Abano Terme, malore fatale mentre dipinge in hotel: Tiziano Fabrizi muore a 64 anni
Tragedia nel Padovano durante alcuni lavori di manutenzione nell'area benessere. I sindacati chiedono di estendere l'ordinanza anti-afa
Abano Terme, malore fatale mentre dipinge in hotel: Tiziano Fabrizi muore a 64 anni. Tragedia nel Padovano durante alcuni lavori di manutenzione nell’area benessere. I sindacati chiedono di estendere l’ordinanza anti-afa.
La scia di morti sul lavoro presumibilmente legate all’ondata di calore eccezionale si allunga e colpisce anche il Nord-Est. Nel primo pomeriggio di ieri, lunedì 29 giugno 2026, un imbianchino di 64 anni, Tiziano Fabrizi, residente a Montegrotto Terme, è morto stroncato da un arresto cardiaco improvviso mentre eseguiva interventi di verniciatura e manutenzione all’interno del noto Hotel Salus di Abano Terme, in provincia di Padova.
L’episodio ha riacceso immediatamente il dibattito sindacale e politico sulle misure di protezione per i lavoratori esposti alle temperature record di questi giorni.
Il dramma nell’area benessere e l’allarme del collega
La tragedia si è consumata in pochissimi istanti all’interno dei locali della struttura alberghiera aponense. Fabrizi si trovava all’interno dell’area benessere dell’hotel per completare dei lavori di rifinitura quando si è accasciato al suolo privo di sensi.
Un collega, impegnato in una stanza adiacente, ha avvertito il rumore della caduta ed è accorso immediatamente, lanciando l’allarme alla centrale del 118.
L’équipe medica è giunta sul posto in pochi minuti con un’ambulanza.

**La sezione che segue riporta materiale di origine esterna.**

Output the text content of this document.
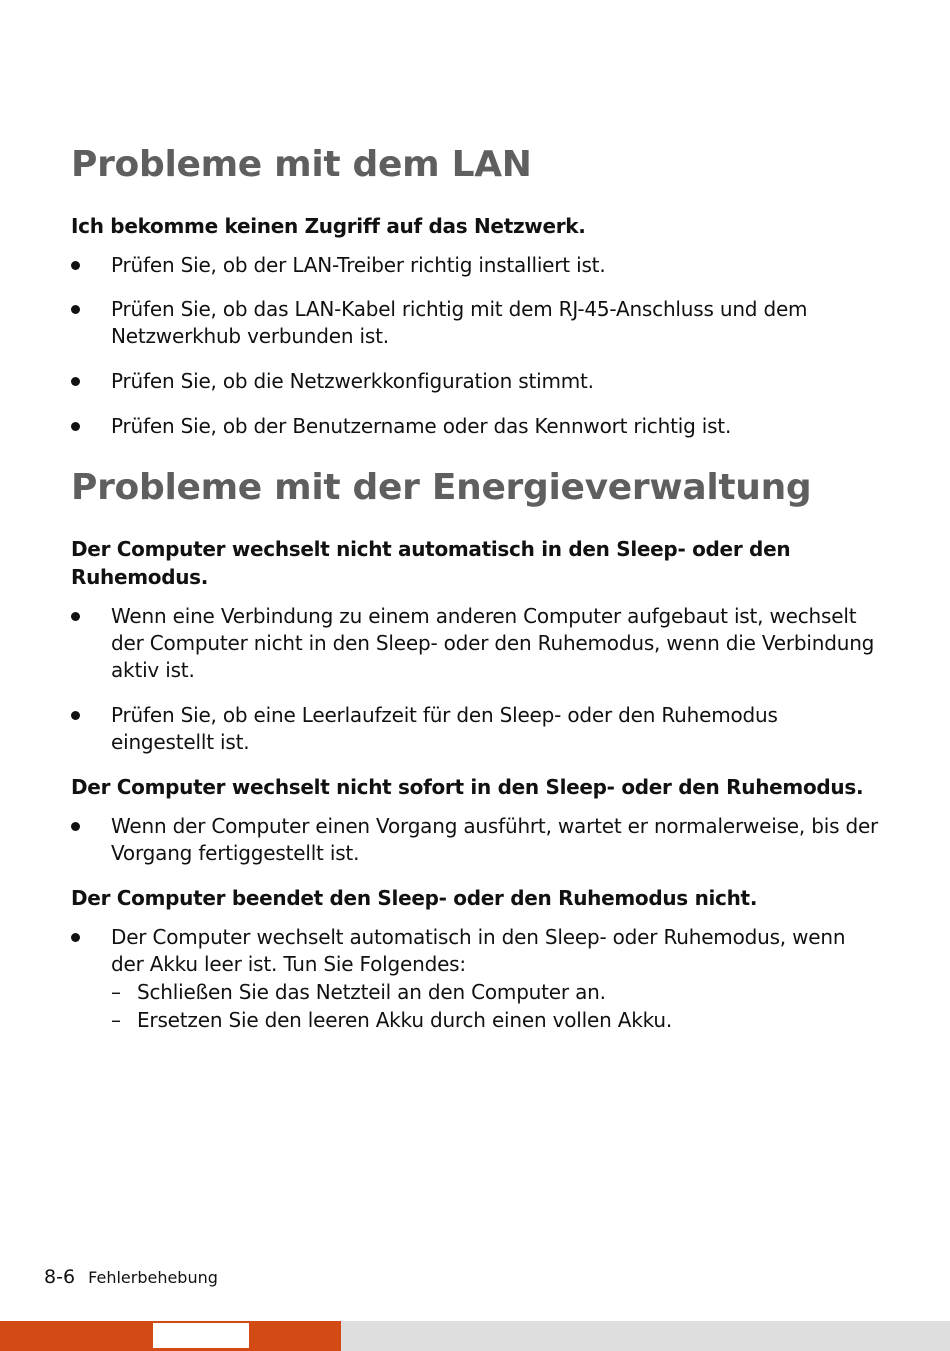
Probleme mit dem LAN
Ich bekomme keinen Zugriff auf das Netzwerk.
Prüfen Sie, ob der LAN-Treiber richtig installiert ist.
Prüfen Sie, ob das LAN-Kabel richtig mit dem RJ-45-Anschluss und dem Netzwerkhub verbunden ist.
Prüfen Sie, ob die Netzwerkkonfiguration stimmt.
Prüfen Sie, ob der Benutzername oder das Kennwort richtig ist.
Probleme mit der Energieverwaltung
Der Computer wechselt nicht automatisch in den Sleep- oder den Ruhemodus.
Wenn eine Verbindung zu einem anderen Computer aufgebaut ist, wechselt der Computer nicht in den Sleep- oder den Ruhemodus, wenn die Verbindung aktiv ist.
Prüfen Sie, ob eine Leerlaufzeit für den Sleep- oder den Ruhemodus eingestellt ist.
Der Computer wechselt nicht sofort in den Sleep- oder den Ruhemodus.
Wenn der Computer einen Vorgang ausführt, wartet er normalerweise, bis der Vorgang fertiggestellt ist.
Der Computer beendet den Sleep- oder den Ruhemodus nicht.
Der Computer wechselt automatisch in den Sleep- oder Ruhemodus, wenn der Akku leer ist. Tun Sie Folgendes:
– Schließen Sie das Netzteil an den Computer an.
– Ersetzen Sie den leeren Akku durch einen vollen Akku.
8-6 Fehlerbehebung
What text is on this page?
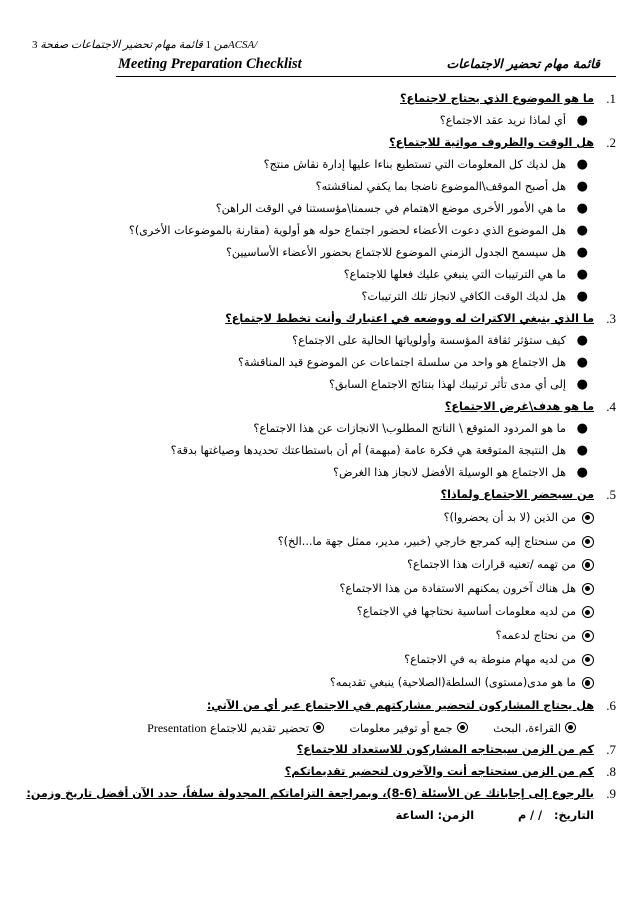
3	من 1 قائمة مهام تحضير الاجتماعات صفحة ACSA/
Meeting Preparation Checklist	قائمة مهام تحضير الاجتماعات
1.
ما هو الموضوع الذي يحتاج لاجتماع؟
●
أي لماذا نريد عقد الاجتماع؟
2.
هل الوقت والظروف مواتية للاجتماع؟
●
هل لديك كل المعلومات التي تستطيع بناءا عليها إدارة نقاش منتج؟
●
هل أصبح الموقف\الموضوع ناضجا بما يكفي لمناقشته؟
●
ما هي الأمور الأخرى موضع الاهتمام في جسمنا\مؤسستنا في الوقت الراهن؟
●
هل الموضوع الذي دعوت الأعضاء لحضور اجتماع حوله هو أولوية (مقارنة بالموضوعات الأخرى)؟
●
هل سيسمح الجدول الزمني الموضوع للاجتماع بحضور الأعضاء الأساسيين؟
●
ما هي الترتيبات التي ينبغي عليك فعلها للاجتماع؟
●
هل لديك الوقت الكافي لانجاز تلك الترتيبات؟
3.
ما الذي ينبغي الاكتراث له ووضعه في اعتبارك وأنت تخطط لاجتماع؟
●
كيف ستؤثر ثقافة المؤسسة وأولوياتها الحالية على الاجتماع؟
●
هل الاجتماع هو واحد من سلسلة اجتماعات عن الموضوع قيد المناقشة؟
●
إلى أي مدى تأثر ترتيبك لهذا بنتائج الاجتماع السابق؟
4.
ما هو هدف\غرض الاجتماع؟
●
ما هو المردود المتوقع \ الناتج المطلوب\ الانجازات عن هذا الاجتماع؟
●
هل النتيجة المتوقعة هي فكرة عامة (مبهمة) أم أن باستطاعتك تحديدها وصياغتها بدقة؟
●
هل الاجتماع هو الوسيلة الأفضل لانجاز هذا الغرض؟
5.
من سيحضر الاجتماع ولماذا؟
من الذين (لا بد أن يحضروا)؟
من سنحتاج إليه كمرجع خارجي (خبير، مدير، ممثل جهة ما...الخ)؟
من تهمه /تعنيه قرارات هذا الاجتماع؟
هل هناك آخرون يمكنهم الاستفادة من هذا الاجتماع؟
من لديه معلومات أساسية نحتاجها في الاجتماع؟
من نحتاج لدعمه؟
من لديه مهام منوطة به في الاجتماع؟
ما هو مدى(مستوى) السلطة(الصلاحية) ينبغي تقديمه؟
6.
هل يحتاج المشاركون لتحضير مشاركتهم في الاجتماع عبر أي من الآتي:
القراءة، البحث جمع أو توفير معلومات تحضير تقديم للاجتماع Presentation
7.
كم من الزمن سيحتاجه المشاركون للاستعداد للاجتماع؟
8.
كم من الزمن ستحتاجه أنت والآخرون لتحضير تقديماتكم؟
9.
بالرجوع إلى إجاباتك عن الأسئلة (6-8)، وبمراجعة التزاماتكم المجدولة سلفاً، حدد الآن أفضل تاريخ وزمن:
التاريخ: / / م الزمن: الساعة
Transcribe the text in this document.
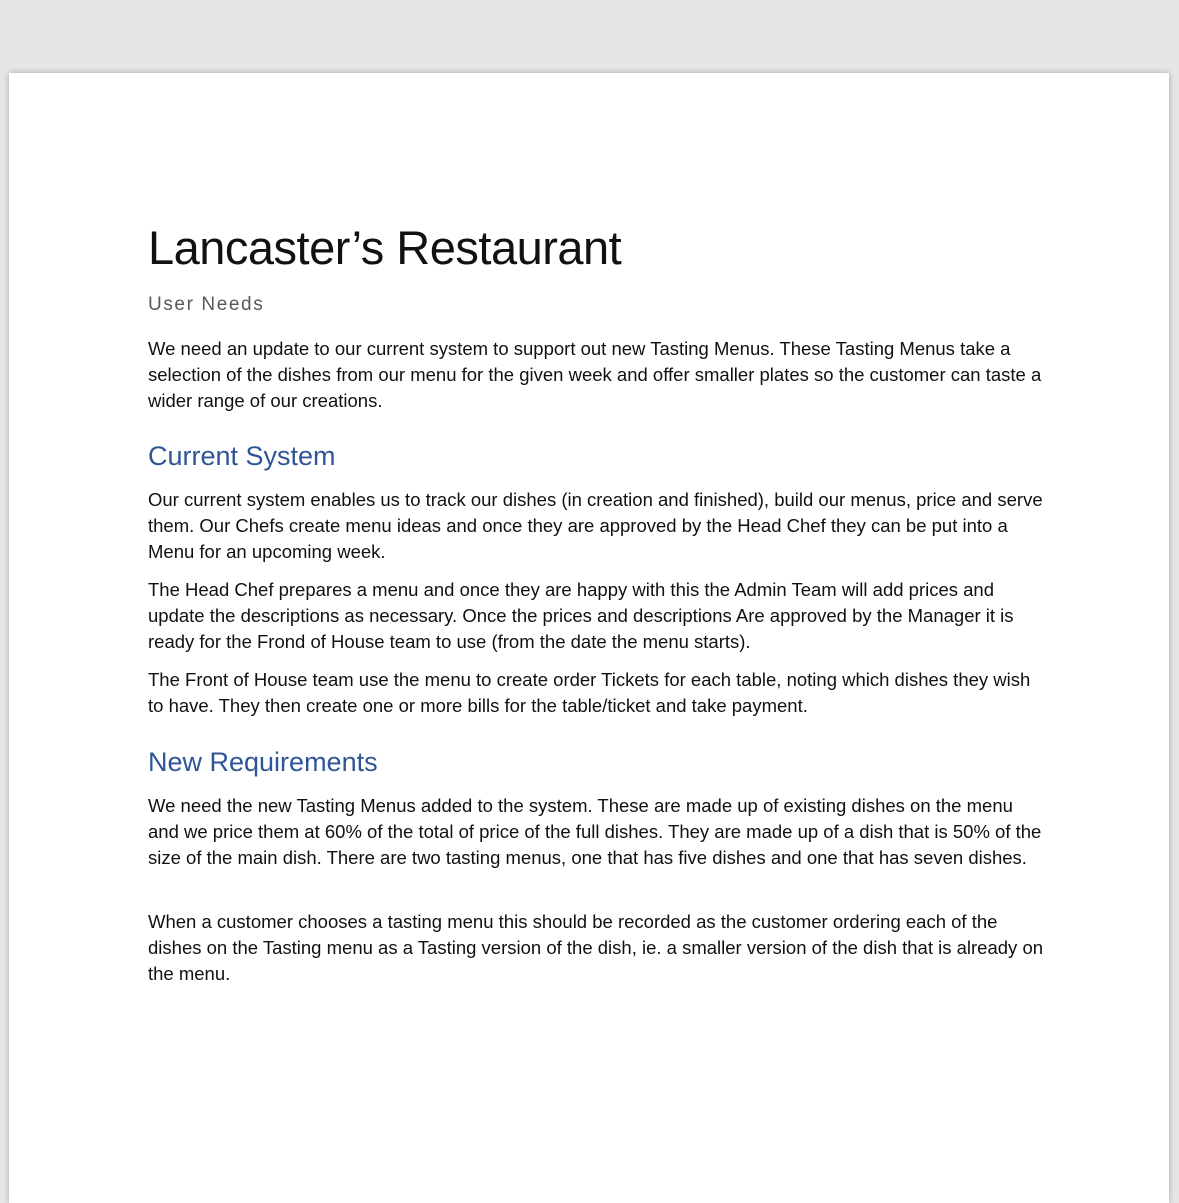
Lancaster’s Restaurant
User Needs

We need an update to our current system to support out new Tasting Menus. These Tasting Menus take a selection of the dishes from our menu for the given week and offer smaller plates so the customer can taste a wider range of our creations.

Current System

Our current system enables us to track our dishes (in creation and finished), build our menus, price and serve them. Our Chefs create menu ideas and once they are approved by the Head Chef they can be put into a Menu for an upcoming week.

The Head Chef prepares a menu and once they are happy with this the Admin Team will add prices and update the descriptions as necessary. Once the prices and descriptions Are approved by the Manager it is ready for the Frond of House team to use (from the date the menu starts).

The Front of House team use the menu to create order Tickets for each table, noting which dishes they wish to have. They then create one or more bills for the table/ticket and take payment.

New Requirements

We need the new Tasting Menus added to the system. These are made up of existing dishes on the menu and we price them at 60% of the total of price of the full dishes. They are made up of a dish that is 50% of the size of the main dish. There are two tasting menus, one that has five dishes and one that has seven dishes.

When a customer chooses a tasting menu this should be recorded as the customer ordering each of the dishes on the Tasting menu as a Tasting version of the dish, ie. a smaller version of the dish that is already on the menu.
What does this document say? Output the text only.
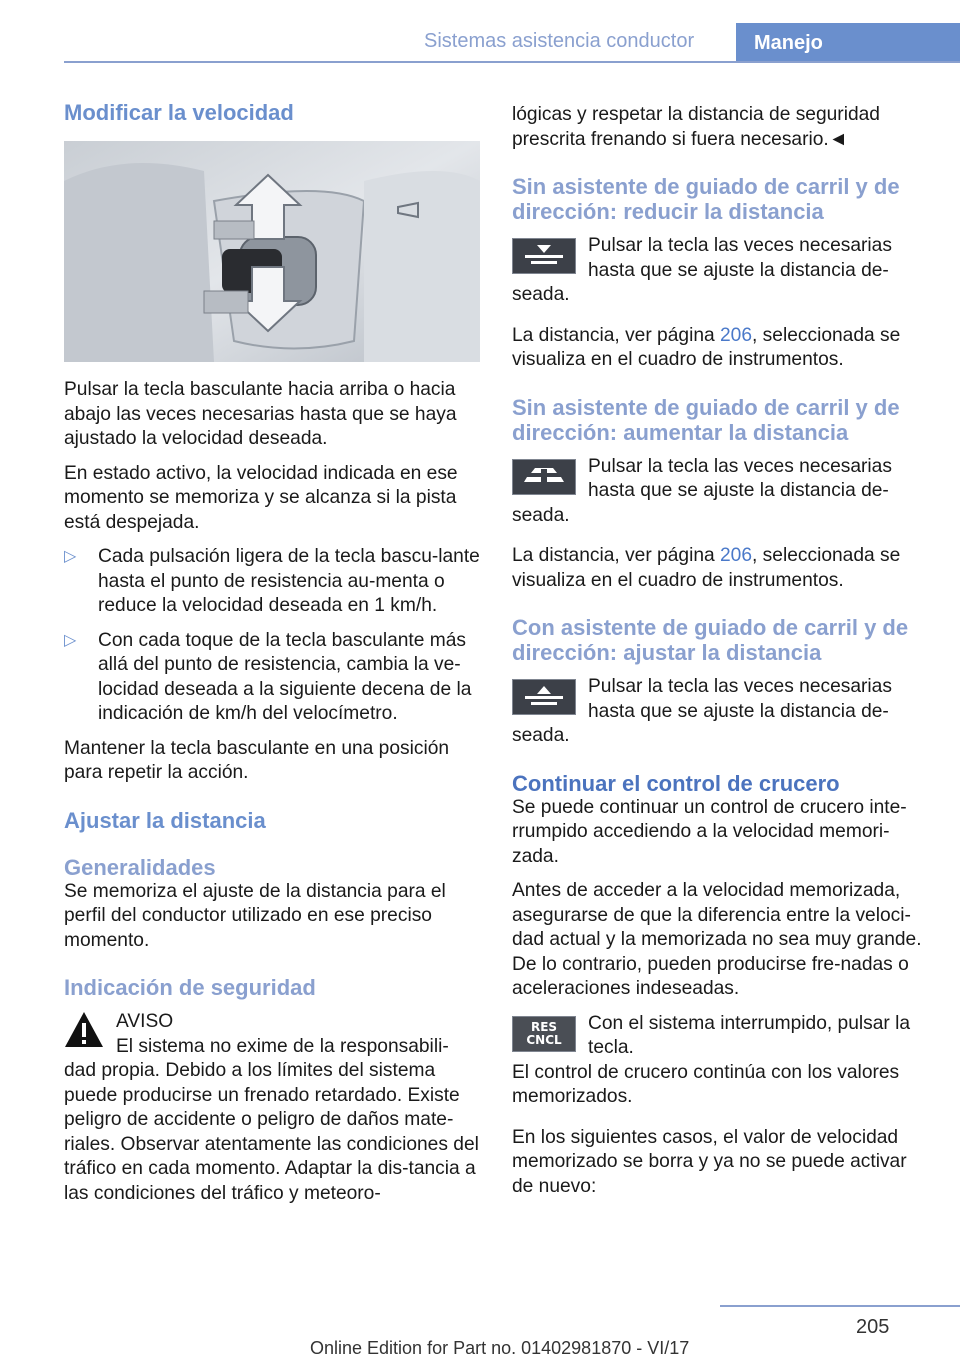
Sistemas asistencia conductor	Manejo
Modificar la velocidad

Pulsar la tecla basculante hacia arriba o hacia abajo las veces necesarias hasta que se haya ajustado la velocidad deseada.

En estado activo, la velocidad indicada en ese momento se memoriza y se alcanza si la pista está despejada.

▷ Cada pulsación ligera de la tecla bascu-lante hasta el punto de resistencia au-menta o reduce la velocidad deseada en 1 km/h.
▷ Con cada toque de la tecla basculante más allá del punto de resistencia, cambia la ve-locidad deseada a la siguiente decena de la indicación de km/h del velocímetro.

Mantener la tecla basculante en una posición para repetir la acción.

Ajustar la distancia
Generalidades

Se memoriza el ajuste de la distancia para el perfil del conductor utilizado en ese preciso momento.

Indicación de seguridad

AVISO

El sistema no exime de la responsabili-dad propia. Debido a los límites del sistema puede producirse un frenado retardado. Existe peligro de accidente o peligro de daños mate-riales. Observar atentamente las condiciones del tráfico en cada momento. Adaptar la dis-tancia a las condiciones del tráfico y meteoro-

lógicas y respetar la distancia de seguridad prescrita frenando si fuera necesario.◄

Sin asistente de guiado de carril y de dirección: reducir la distancia

Pulsar la tecla las veces necesarias hasta que se ajuste la distancia de-seada.

La distancia, ver página 206, seleccionada se visualiza en el cuadro de instrumentos.

Sin asistente de guiado de carril y de dirección: aumentar la distancia

Pulsar la tecla las veces necesarias hasta que se ajuste la distancia de-seada.

La distancia, ver página 206, seleccionada se visualiza en el cuadro de instrumentos.

Con asistente de guiado de carril y de dirección: ajustar la distancia

Pulsar la tecla las veces necesarias hasta que se ajuste la distancia de-seada.

Continuar el control de crucero

Se puede continuar un control de crucero inte-rrumpido accediendo a la velocidad memori-zada.

Antes de acceder a la velocidad memorizada, asegurarse de que la diferencia entre la veloci-dad actual y la memorizada no sea muy grande. De lo contrario, pueden producirse fre-nadas o aceleraciones indeseadas.

RES
CNCL

Con el sistema interrumpido, pulsar la tecla.

El control de crucero continúa con los valores memorizados.

En los siguientes casos, el valor de velocidad memorizado se borra y ya no se puede activar de nuevo:

205
Online Edition for Part no. 01402981870 - VI/17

I sanitari hanno avviato manovre prolungate di rianimazione cardiopolmonare, ma il cuore del sessantaquattrenne non ha più ripreso a battere.
Poiché l’uomo non soffriva di patologie pregresse note, la Procura ha già dato il nulla osta per l’affidamento della salma ai familiari, ritenendo chiara la causa naturale del decesso.
Le indagini dello Spisal e la correlazione con l’afa
Sul posto, insieme ai Carabinieri della compagnia locale, sono intervenuti i tecnici dello Spisal (Servizio Prevenzione Igiene e Sicurezza Ambienti di Lavoro) dell’Ulss 6 Euganea per verificare le condizioni microclimatiche del locale in cui la vittima stava operando.
L’area benessere, per sua natura scarsamente ventilata, potrebbe aver amplificato l’effetto delle temperature altissime esterne, agendo da fattore scatenante per l’infarto.
La tragedia è coincisa temporalmente con un importante tavolo tecnico istituzionale, come sottolineato da Roberto Toigo, segretario generale della Uil Veneto.
«Ci stringiamo al dolore della famiglia: è terribile che questa persona non faccia rientro a casa. Non possiamo escludere una correlazione con le temperature di questi giorni: saranno le verifiche a dircelo.
Proprio ieri, come sigle sindacali Cgil, Cisl e Uil, abbiamo incontrato la Regione Veneto per chiedere di allargare il perimetro dell’ordinanza anti-calore emanata il 17 giugno. Occorrono massima prudenza e una presa di coscienza immediata da parte delle imprese».